Maraknya kecurangan yang terungkap antara lain terjadi di Depok,
Bandung, dan Sumedang, Jawa Barat. Di Depok, 51 siswa kedapatan melakukan
kecurangan dengan melakukan mark up nilai rapor. Ini menyebabkan nilai rapor
yang diunggah pada sistem pendaftaran berbeda dengan aslinya.
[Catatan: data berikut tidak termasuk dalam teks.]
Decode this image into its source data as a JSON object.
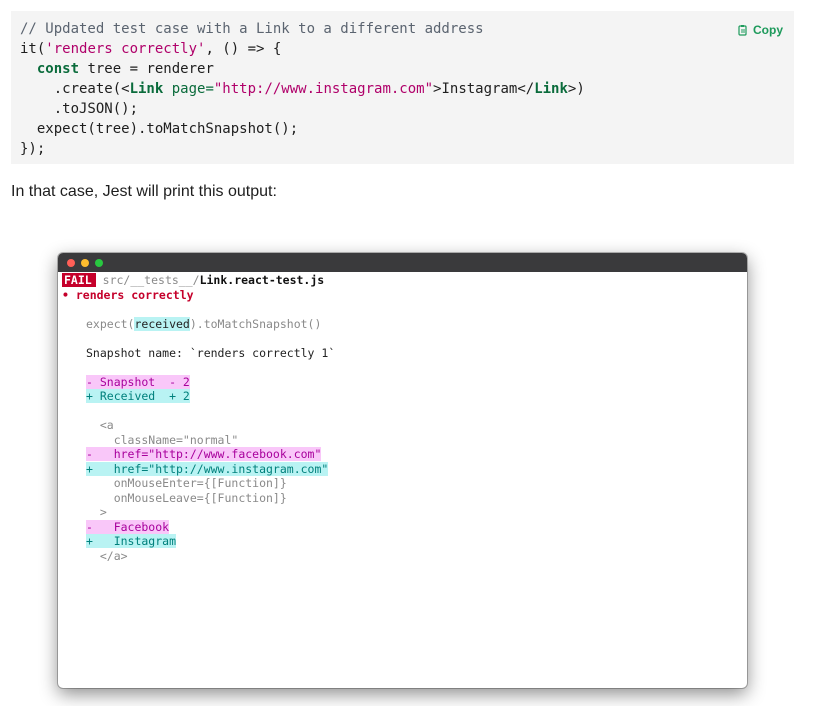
{
  "code": {
    "line1": "// Updated test case with a Link to a different address",
    "line2_fn": "it(",
    "line2_str": "'renders correctly'",
    "line2_rest": ", () => {",
    "line3_kw": "const",
    "line3_rest": " tree = renderer",
    "line4_pre": "    .create(<",
    "line4_tag": "Link",
    "line4_attr": " page=",
    "line4_str": "\"http://www.instagram.com\"",
    "line4_mid": ">Instagram</",
    "line4_tag2": "Link",
    "line4_end": ">)",
    "line5": "    .toJSON();",
    "line6": "  expect(tree).toMatchSnapshot();",
    "line7": "});"
  },
  "copy_label": "Copy",
  "paragraph": "In that case, Jest will print this output:",
  "terminal": {
    "fail_badge": "FAIL",
    "path_dim": "src/__tests__/",
    "path_file": "Link.react-test.js",
    "test_name": "• renders correctly",
    "expect_pre": "expect(",
    "expect_received": "received",
    "expect_post": ").toMatchSnapshot()",
    "snapshot_name": "Snapshot name: `renders correctly 1`",
    "snapshot_line": "- Snapshot  - 2",
    "received_line": "+ Received  + 2",
    "open_tag": "  <a",
    "classname": "    className=\"normal\"",
    "href_old": "-   href=\"http://www.facebook.com\"",
    "href_new": "+   href=\"http://www.instagram.com\"",
    "mouse_enter": "    onMouseEnter={[Function]}",
    "mouse_leave": "    onMouseLeave={[Function]}",
    "close_bracket": "  >",
    "text_old": "-   Facebook",
    "text_new": "+   Instagram",
    "close_tag": "  </a>"
  },
  "colors": {
    "fail": "#c5002b",
    "copy": "#1d9a5b",
    "received_highlight": "#b9f3f3",
    "snapshot_highlight": "#f9c7f9"
  },
  "icons": {
    "copy": "clipboard-icon"
  }
}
Dinas Pendidikan Jawa Barat juga mengungkap ada manipulasi nilai
rapor oleh dua pendaftar di Sumedang dan satu calon peserta didik di Kota
Bandung. Menurut Lestari, maraknya praktik kecurangan dalam sistem PPDB yang
diterapkan harus mendapat perhatian serius dari para pemangku kepentingan, demi
perbaikan sistem pendidikan nasional.
Menurut Rerie, sapaan akrab Lestari, pelanggaran terhadap
nilai-nilai kejujuran dan sportivitas dalam proses PPDB demi memberikan
pendidikan yang layak bagi setiap anak bangsa, merupakan contoh buruk bagi
proses pendidikan itu sendiri.
Ditegaskan Rerie yang juga anggota Komisi X DPR RI dari Dapil II
Jawa Tengah, pendidikan itu, Sejatinya, hak setiap warga negara yang merupakan
kewajiban negara untuk memenuhinya dalam rangka mencerdaskan warganya,
sebagaimana diamanatkan oleh konstitusi. Karenanya, jelasnya, sistem pendidikan
yang dibangun harus memudahkan akses setiap warga negara untuk mendapatkan
pendidikan yang layak.
Ditambahkan Anggota Majelis Tinggi Partai NasDem itu, Jangan sampai,
para pemangku kebijakan malah menerapkan sistem yang memicu tumbuhnya
nilai-nilai yang melanggar etika dalam proses pendidikan. Ia sangat berharap
para pemangku kepentingan di tingkat pusat dan daerah mampu membangun
kolaborasi yang kuat mewujudkan sistem pendidikan yang melahirkan generasi
penerus bangsa yang memiliki karakter dan budi pekerti yang baik serta berdaya
saing. (JHL.270)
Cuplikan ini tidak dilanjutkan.